Auch die Fassade einer Wurfbude einer Schaustellerin aus München erweckte Ärgernis. Die Fassade ihres Geschäftes war im bayrischen Lokalkolorit gemalt. Ein junger Mann beim „Fensterl“ und ein Esel schnappte nach dem Kleid eines jungen Mädchens und dabei wurde eine Brust etwas entblößt.
Die Schaustellerinnen beteuerten beide, dass die Bemalung der Fassaden niemals diskriminierend gemeint war. Dass sich jemand beleidigt fühlen könnte, wäre ihnen nie in den Sinn gekommen. Aber dies dürfe natürlich nicht sein, denn Volksfeste seien Orte der Freude, der Entspannung und dem Wohlgefühl der ganzen Familie.
Die Münchnerin ließ große Herze anfertigten und diese wurden über die anstößigen Details des bayrischen Gaudis auf ihrer Wurfbude geklebt.
Die umstrittenen Szenen der Fassade des Voodoo Jumper wurden von Maciej Bernhardt, der das Fahrgeschäft während der Bauphase schon bemalt hatte, in der darauffolgenden Winterpause umgestaltet. Die Frau, die auf dem Fahrgeschäft zu sehen war, trägt nun ein grünes Oberteil und eine kurze Hose und der Affe, der ihr einst das Bikinioberteil gestohlen hatte, reckt ihr jetzt einen Blumenstrauß entgegen. Auch der dunkelhäutige Mann ist verschwunden, an seiner Stelle ist nun eine Musikbox zu sehen. Die Wiesn-Stadträtin Anja Berger soll gesagt haben: „Ich bin erleichtert, dass es eine Lösung gibt“ Quelle…
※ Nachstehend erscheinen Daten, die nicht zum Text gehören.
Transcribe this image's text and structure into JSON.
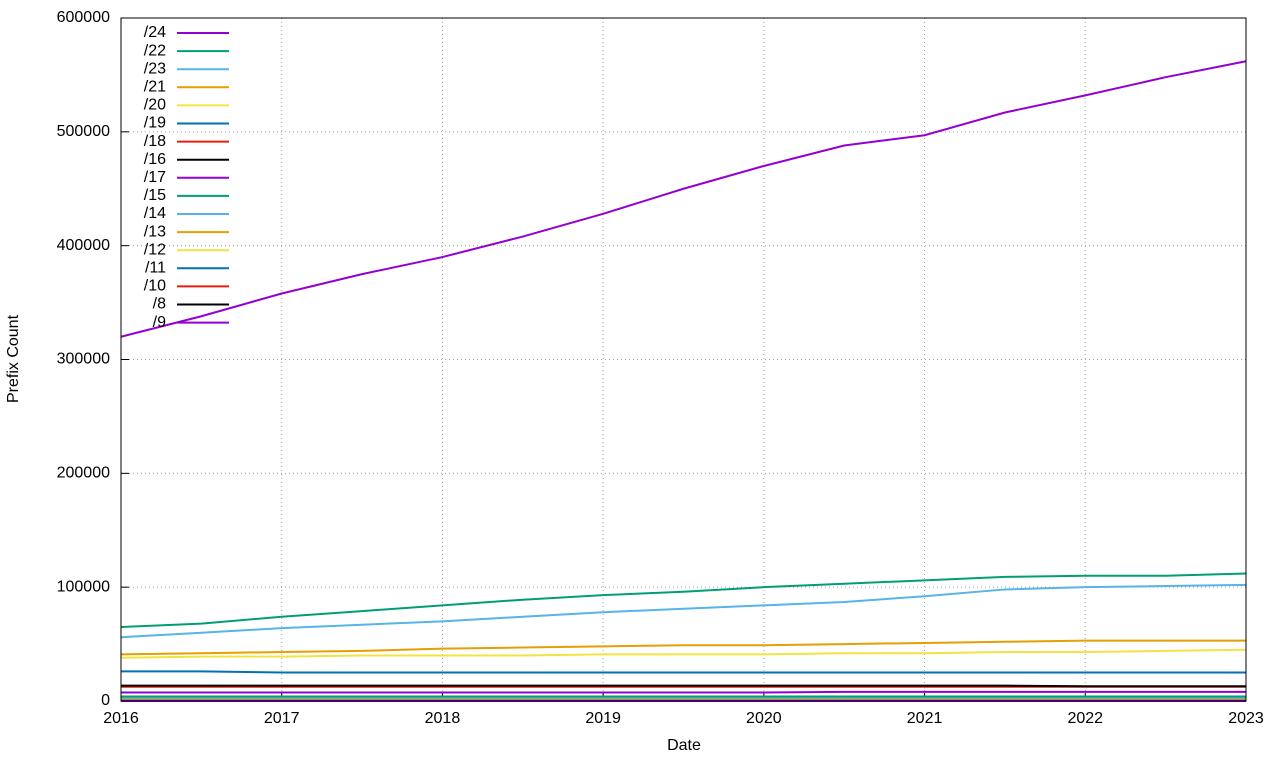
{
  "chart_data": {
    "type": "line",
    "x_label": "Date",
    "y_label": "Prefix Count",
    "xlim": [
      2016,
      2023
    ],
    "xticks": [
      2016,
      2017,
      2018,
      2019,
      2020,
      2021,
      2022,
      2023
    ],
    "ylim": [
      0,
      600000
    ],
    "yticks": [
      0,
      100000,
      200000,
      300000,
      400000,
      500000,
      600000
    ],
    "grid": true,
    "legend": "top-left",
    "x": [
      2016,
      2016.5,
      2017,
      2017.5,
      2018,
      2018.5,
      2019,
      2019.5,
      2020,
      2020.5,
      2021,
      2021.5,
      2022,
      2022.5,
      2023
    ],
    "series": [
      {
        "name": "/24",
        "color": "#9400d3",
        "values": [
          320000,
          338000,
          358000,
          375000,
          390000,
          408000,
          428000,
          450000,
          470000,
          488000,
          497000,
          517000,
          532000,
          548000,
          562000
        ]
      },
      {
        "name": "/22",
        "color": "#009e73",
        "values": [
          65000,
          68000,
          74000,
          79000,
          84000,
          89000,
          93000,
          96000,
          100000,
          103000,
          106000,
          109000,
          110000,
          110000,
          112000
        ]
      },
      {
        "name": "/23",
        "color": "#56b4e9",
        "values": [
          56000,
          60000,
          64000,
          67000,
          70000,
          74000,
          78000,
          81000,
          84000,
          87000,
          92000,
          98000,
          100000,
          101000,
          102000
        ]
      },
      {
        "name": "/21",
        "color": "#e69f00",
        "values": [
          41000,
          42000,
          43000,
          44000,
          46000,
          47000,
          48000,
          49000,
          49000,
          50000,
          51000,
          52000,
          53000,
          53000,
          53000
        ]
      },
      {
        "name": "/20",
        "color": "#f0e442",
        "values": [
          38000,
          39000,
          39000,
          40000,
          40000,
          40000,
          41000,
          41000,
          41000,
          42000,
          42000,
          43000,
          43000,
          44000,
          45000
        ]
      },
      {
        "name": "/19",
        "color": "#0072b2",
        "values": [
          26000,
          26000,
          25000,
          25000,
          25000,
          25000,
          25000,
          25000,
          25000,
          25000,
          25000,
          25000,
          25000,
          25000,
          25000
        ]
      },
      {
        "name": "/18",
        "color": "#e51e10",
        "values": [
          12500,
          12500,
          12500,
          12500,
          12500,
          12500,
          12500,
          12500,
          12500,
          12500,
          12500,
          12500,
          12500,
          12500,
          12500
        ]
      },
      {
        "name": "/16",
        "color": "#000000",
        "values": [
          13500,
          13500,
          13500,
          13500,
          13500,
          13500,
          13500,
          13500,
          13500,
          13500,
          13500,
          13500,
          13000,
          13000,
          13000
        ]
      },
      {
        "name": "/17",
        "color": "#9400d3",
        "values": [
          7500,
          7500,
          7500,
          7500,
          7500,
          7500,
          7500,
          7500,
          7500,
          8000,
          8000,
          8000,
          8000,
          8000,
          8000
        ]
      },
      {
        "name": "/15",
        "color": "#009e73",
        "values": [
          4000,
          4000,
          4000,
          4000,
          4000,
          4000,
          4000,
          4000,
          4000,
          4000,
          4000,
          4000,
          4000,
          4000,
          4000
        ]
      },
      {
        "name": "/14",
        "color": "#56b4e9",
        "values": [
          2200,
          2200,
          2200,
          2200,
          2200,
          2200,
          2200,
          2200,
          2200,
          2200,
          2200,
          2200,
          2200,
          2200,
          2200
        ]
      },
      {
        "name": "/13",
        "color": "#e69f00",
        "values": [
          1200,
          1200,
          1200,
          1200,
          1200,
          1200,
          1200,
          1200,
          1200,
          1200,
          1200,
          1200,
          1200,
          1200,
          1200
        ]
      },
      {
        "name": "/12",
        "color": "#f0e442",
        "values": [
          600,
          600,
          600,
          600,
          600,
          600,
          600,
          600,
          600,
          600,
          600,
          600,
          600,
          600,
          600
        ]
      },
      {
        "name": "/11",
        "color": "#0072b2",
        "values": [
          300,
          300,
          300,
          300,
          300,
          300,
          300,
          300,
          300,
          300,
          300,
          300,
          300,
          300,
          300
        ]
      },
      {
        "name": "/10",
        "color": "#e51e10",
        "values": [
          150,
          150,
          150,
          150,
          150,
          150,
          150,
          150,
          150,
          150,
          150,
          150,
          150,
          150,
          150
        ]
      },
      {
        "name": "/8",
        "color": "#000000",
        "values": [
          16,
          16,
          16,
          16,
          16,
          16,
          16,
          16,
          16,
          16,
          16,
          16,
          16,
          16,
          16
        ]
      },
      {
        "name": "/9",
        "color": "#9400d3",
        "values": [
          40,
          40,
          40,
          40,
          40,
          40,
          40,
          40,
          40,
          40,
          40,
          40,
          40,
          40,
          40
        ]
      }
    ]
  }
}
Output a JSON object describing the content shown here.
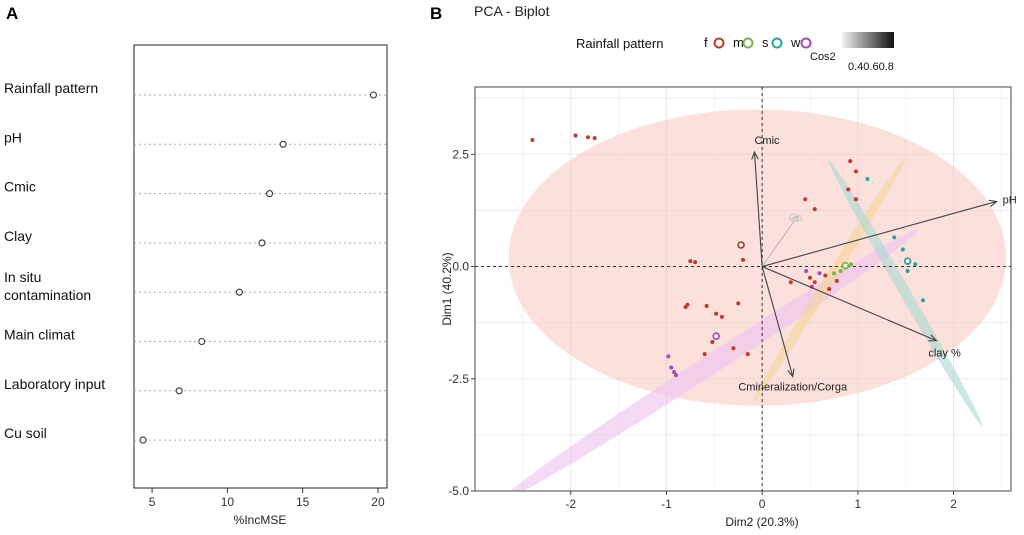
{
  "figure": {
    "panel_a": "A",
    "panel_b": "B"
  },
  "colors": {
    "f": "#c0392b",
    "m": "#7cb342",
    "s": "#26a69a",
    "w": "#ab47bc",
    "ell_f": "#f8c6c0",
    "ell_m": "#f5d59a",
    "ell_s": "#a8d8d2",
    "ell_w": "#efc2f0",
    "arrow_dark": "#444444",
    "arrow_light": "#bbbbbb"
  },
  "chart_data": [
    {
      "type": "scatter",
      "subtype": "dot-plot",
      "title": "",
      "xlabel": "%IncMSE",
      "ylabel": "",
      "xlim": [
        3.8,
        20.6
      ],
      "xticks": [
        5,
        10,
        15,
        20
      ],
      "categories": [
        "Rainfall pattern",
        "pH",
        "Cmic",
        "Clay",
        "In situ contamination",
        "Main climat",
        "Laboratory input",
        "Cu soil"
      ],
      "category_lines": [
        [
          "Rainfall pattern"
        ],
        [
          "pH"
        ],
        [
          "Cmic"
        ],
        [
          "Clay"
        ],
        [
          "In situ",
          "contamination"
        ],
        [
          "Main climat"
        ],
        [
          "Laboratory input"
        ],
        [
          "Cu soil"
        ]
      ],
      "values": [
        19.7,
        13.7,
        12.8,
        12.3,
        10.8,
        8.3,
        6.8,
        4.4
      ]
    },
    {
      "type": "scatter",
      "subtype": "pca-biplot",
      "title": "PCA - Biplot",
      "xlabel": "Dim2 (20.3%)",
      "ylabel": "Dim1 (40.2%)",
      "xlim": [
        -3.0,
        2.6
      ],
      "ylim": [
        -5.0,
        4.0
      ],
      "xticks": [
        -2,
        -1,
        0,
        1,
        2
      ],
      "yticks": [
        2.5,
        0.0,
        -2.5,
        -5.0
      ],
      "ytick_labels": [
        "2.5",
        "0.0",
        "-2.5",
        "-5.0"
      ],
      "legend": {
        "title": "Rainfall pattern",
        "groups": [
          "f",
          "m",
          "s",
          "w"
        ],
        "cos2_title": "Cos2",
        "cos2_labels": "0.40.60.8",
        "position": "top"
      },
      "ellipses": [
        {
          "group": "f",
          "cx": -0.05,
          "cy": 0.2,
          "rx": 2.6,
          "ry": 3.3,
          "rot": 0
        },
        {
          "group": "w",
          "cx": -0.55,
          "cy": -2.2,
          "rx": 2.6,
          "ry": 0.22,
          "rot": -33
        },
        {
          "group": "m",
          "cx": 0.7,
          "cy": -0.3,
          "rx": 1.5,
          "ry": 0.12,
          "rot": -58
        },
        {
          "group": "s",
          "cx": 1.5,
          "cy": -0.6,
          "rx": 1.6,
          "ry": 0.12,
          "rot": 60
        }
      ],
      "arrows": [
        {
          "label": "Cmic",
          "x": -0.08,
          "y": 2.55,
          "shade": "dark"
        },
        {
          "label": "Cu",
          "x": 0.38,
          "y": 1.15,
          "shade": "light"
        },
        {
          "label": "pH",
          "x": 2.45,
          "y": 1.45,
          "shade": "dark"
        },
        {
          "label": "clay %",
          "x": 1.82,
          "y": -1.65,
          "shade": "dark"
        },
        {
          "label": "Cmineralization/Corga",
          "x": 0.32,
          "y": -2.45,
          "shade": "dark"
        }
      ],
      "points": [
        {
          "x": -2.4,
          "y": 2.82,
          "g": "f"
        },
        {
          "x": -1.95,
          "y": 2.92,
          "g": "f"
        },
        {
          "x": -1.82,
          "y": 2.88,
          "g": "f"
        },
        {
          "x": -1.75,
          "y": 2.86,
          "g": "f"
        },
        {
          "x": 0.92,
          "y": 2.35,
          "g": "f"
        },
        {
          "x": 0.98,
          "y": 2.12,
          "g": "f"
        },
        {
          "x": 0.9,
          "y": 1.72,
          "g": "f"
        },
        {
          "x": 0.98,
          "y": 1.5,
          "g": "f"
        },
        {
          "x": 0.45,
          "y": 1.5,
          "g": "f"
        },
        {
          "x": 0.55,
          "y": 1.28,
          "g": "f"
        },
        {
          "x": -0.22,
          "y": 0.48,
          "g": "f",
          "big": true
        },
        {
          "x": -0.2,
          "y": 0.15,
          "g": "f"
        },
        {
          "x": -0.75,
          "y": 0.12,
          "g": "f"
        },
        {
          "x": -0.7,
          "y": 0.1,
          "g": "f"
        },
        {
          "x": -0.8,
          "y": -0.9,
          "g": "f"
        },
        {
          "x": -0.78,
          "y": -0.85,
          "g": "f"
        },
        {
          "x": -0.58,
          "y": -0.88,
          "g": "f"
        },
        {
          "x": -0.48,
          "y": -1.05,
          "g": "f"
        },
        {
          "x": -0.42,
          "y": -1.12,
          "g": "f"
        },
        {
          "x": -0.25,
          "y": -0.82,
          "g": "f"
        },
        {
          "x": -0.52,
          "y": -1.68,
          "g": "f"
        },
        {
          "x": -0.3,
          "y": -1.82,
          "g": "f"
        },
        {
          "x": -0.6,
          "y": -1.95,
          "g": "f"
        },
        {
          "x": -0.15,
          "y": -1.95,
          "g": "f"
        },
        {
          "x": 0.3,
          "y": -0.35,
          "g": "f"
        },
        {
          "x": 0.5,
          "y": -0.25,
          "g": "f"
        },
        {
          "x": 0.55,
          "y": -0.35,
          "g": "f"
        },
        {
          "x": 0.66,
          "y": -0.2,
          "g": "f"
        },
        {
          "x": 0.7,
          "y": -0.5,
          "g": "f"
        },
        {
          "x": 0.78,
          "y": -0.32,
          "g": "f"
        },
        {
          "x": 0.82,
          "y": -0.1,
          "g": "m"
        },
        {
          "x": 0.87,
          "y": 0.02,
          "g": "m",
          "big": true
        },
        {
          "x": 0.93,
          "y": 0.05,
          "g": "m"
        },
        {
          "x": 0.75,
          "y": -0.15,
          "g": "m"
        },
        {
          "x": 1.1,
          "y": 1.95,
          "g": "s"
        },
        {
          "x": 1.38,
          "y": 0.65,
          "g": "s"
        },
        {
          "x": 1.47,
          "y": 0.38,
          "g": "s"
        },
        {
          "x": 1.52,
          "y": 0.12,
          "g": "s",
          "big": true
        },
        {
          "x": 1.52,
          "y": -0.1,
          "g": "s"
        },
        {
          "x": 1.6,
          "y": 0.05,
          "g": "s"
        },
        {
          "x": 1.68,
          "y": -0.75,
          "g": "s"
        },
        {
          "x": 0.46,
          "y": -0.1,
          "g": "w"
        },
        {
          "x": 0.6,
          "y": -0.15,
          "g": "w"
        },
        {
          "x": 0.52,
          "y": -0.45,
          "g": "w"
        },
        {
          "x": -0.48,
          "y": -1.55,
          "g": "w",
          "big": true
        },
        {
          "x": -0.98,
          "y": -2.0,
          "g": "w"
        },
        {
          "x": -0.95,
          "y": -2.25,
          "g": "w"
        },
        {
          "x": -0.92,
          "y": -2.35,
          "g": "w"
        },
        {
          "x": -0.9,
          "y": -2.42,
          "g": "w"
        }
      ]
    }
  ]
}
Diese beiden Vorfälle in Stuttgart und München blieben jedoch nicht ohne Folgen.
Die einen meinten, die Kritik sei total überzogen, andere wurden plötzlich aufmerksam und teilten die Kritik.
Schon im September 2022 wurde auf einer Referententagung der bundesweiten Volksfestveranstaltern in Bonn, anlässlich des Pützchens Marktes, beschlossen, dass Geschäfte jeglicher Art, dessen Fassadenmalerei Anlass zur Kritik geben könnten, in Zukunft nicht mehr zugelassen werden. Aber bei kritischer Betrachtung der weit über 1000 Anfragen für das Jahr 2024, wurde festgestellt, dass keine fünf Geschäfte in die Kategorie „bedenklich“ fielen. Man habe den Inhabern nahegelegt, ihre Fassaden nachzuarbeiten und dies sei in allen Fällen geschehen.
Ohne Zweifel müssen wir alle bewusster mit den Themen Sexismus und Rassismus umgehen, denn niemand kann von sich behaupten, dass sein alltägliches Handeln ohne althergebrachte Klischees auskommt.
Für Schaustellerinnen und Schausteller ist es beruhigend zu wissen, dass Fassaden mit sexistischen oder rassistischen Sujets inzwischen von Volksfestveranstaltern nicht mehr zugelassen werden.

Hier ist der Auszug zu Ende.